Nature

Swiss Zoo Gifts Leftover Christmas Trees To Animals For Food And Stimulation

A Swiss zoo is using all the unpurchased Christmas trees in the area to gift to their animals so they can nibble on the needles and use the trunks to play with.

Zurich Zoo in the Swiss city of Zurich is using unwanted Christmas trees that remained in shops over the festive period for food and behavioural enrichment tools for the animals.

The zoo approached retailers, such as Migros, who have been a main sponsor of the animal park for many years, to ask for their leftover Christmas trees.

A vicuna nibbling on a Christmas tree at the Zurich Zoo in Switzerland in January 2022. (Zoo Zurich, Dominik Ryser/Newsflash)

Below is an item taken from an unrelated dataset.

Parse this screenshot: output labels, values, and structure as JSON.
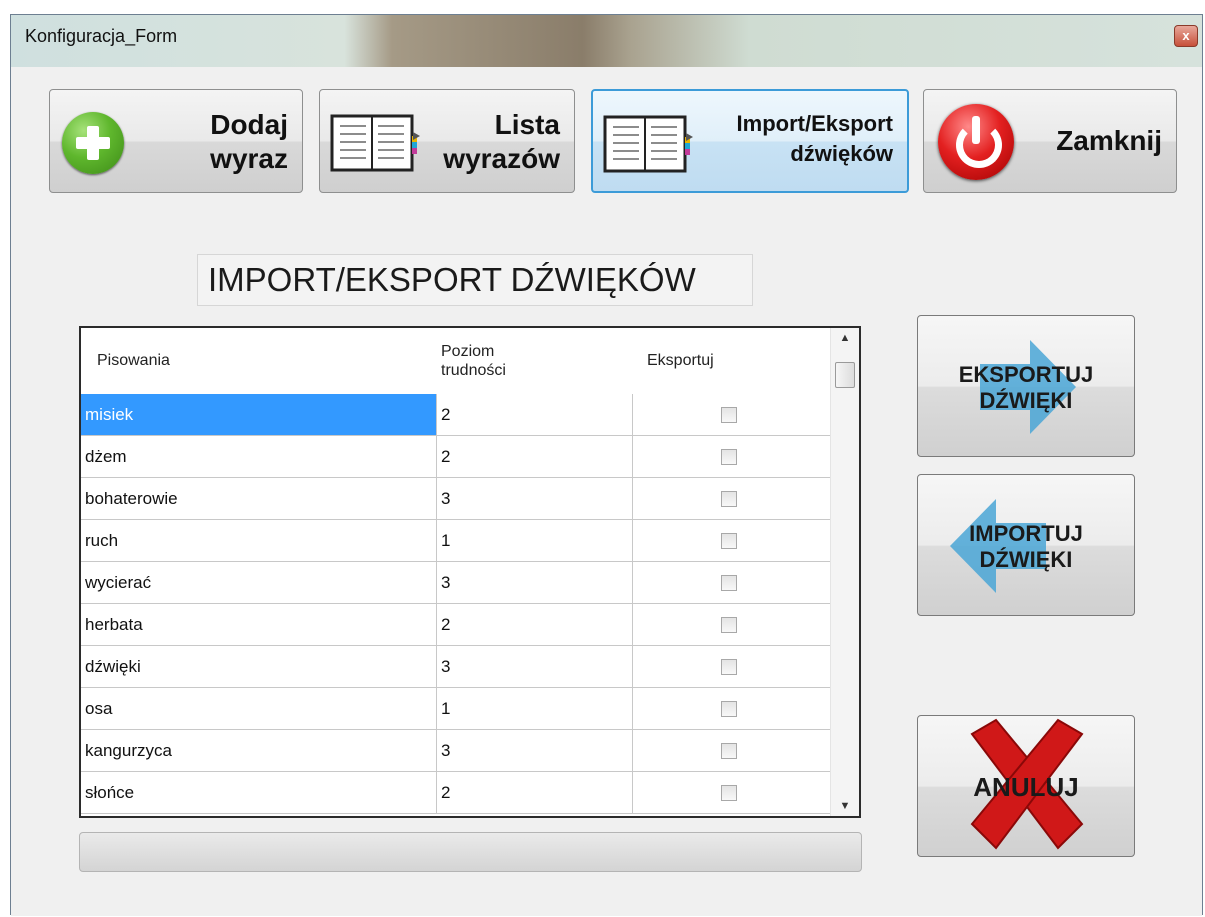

An annual occurrence, those companies have proven willing to gift their unused trees to the animals and usually deliver them to the zoo in the last days of the year.

The zoo asks that the trees are untreated and unused and, for security reasons, they cannot accept donated trees from private homes.

The trees go to different species of animals, such as elephants, camels, and small camelids like alpacas, llamas and vicunas, but also to various antelopes and other ungulates.

Alpacas nibbling on a Christmas tree at the Zurich Zoo in Switzerland in January 2022. (Zoo Zurich, Dominik Ryser/Newsflash)

The animals eat the needles as a tasty addition to their regular food or simply use the trunks as an interesting object because they are something unfamiliar.

Sometimes the big cats are given Christmas trees so that they can sniff and rub against them.

The number of Christmas trees that come to the zoo animals varies from year to year. This year, the zoo said that around 300 were donated by local businesses and partners.

The delivery of the Christmas trees at the Zurich Zoo in Switzerland. (Zoo Zurich, Rita Schlegel/Newsflash)

Most years, Christmas trees also feature on the menu for the zoo animals throughout the month of January.